Après l’annexion de la Crimée, le Kremlin semble enclin à fusionner l’image traditionnelle de l’URSS, vainqueur de l’agression nazie, avec les agissements personnels de Staline, en
tant que brillant agresseur. Notamment l’argument du retour aux frontières de l’Empire
russe est fréquemment utilisé. Il permet une réévaluation positive du pacte, et plus généralement, de la politique de rapprochement avec l’Allemagne nazie, présentée comme inévitable.

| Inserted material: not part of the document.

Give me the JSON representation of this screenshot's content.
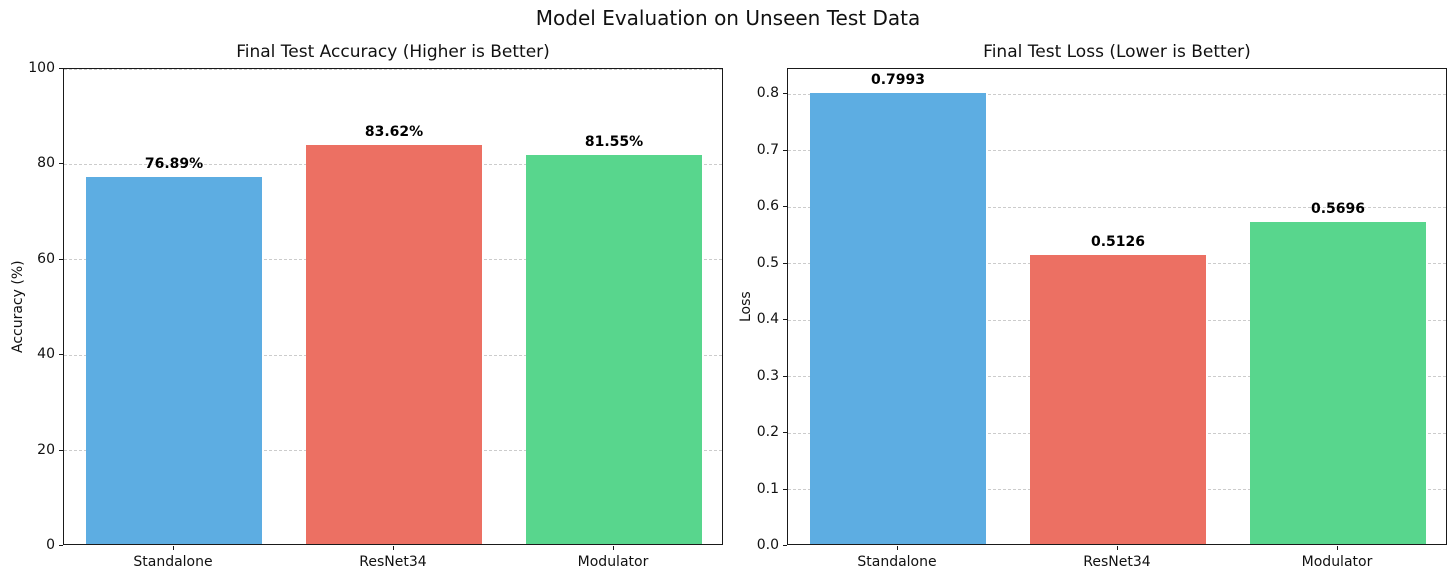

Il faut se rendre compte que le pacte Molotov-Ribbentrop dressait les bases d’un nouvel
ordre européen. Staline s’imaginait que son soutien à l’État nazi permettrait à celui-ci de
défaire les démocraties occidentales. Comme le remarque Timothy Snyder, à défaut d’avoir
en face de lui un nouvel Hitler, Poutine rallie les partis européens extrémistes, y compris
ceux d’inspiration néo-fasciste, pour briser l’Union européenne. Mais, précise Snyder, il y a
une différence de taille entre le Staline de 1939 et le Poutine actuel. Malgré ses visées impérialistes, Staline essayait de résoudre un problème réel: nonobstant l’amitié entre les deux
dictateurs, les intentions d’Hitler à long terme étaient faciles à prévoir. De son côté, Poutine
n’avait pas d’ennemis en Europe. Cependant, dès 2013, l’UE est désignée comme ennemi, et
les médias, la télévision en particulier, présentent l’Occident en général et l’UE en particulier
comme «décadents» et «hostiles». La nouvelle alliance avec les souverainistes et les antiEuropéens n’a pas été officiellement scellée, mais la logique sous-jacente de la politique
poutinienne semble s’inspirer de modèles obsolètes. Avec Vladimir Poutine, la Russie
plonge de plus en plus dans les mirages de son passé impérial.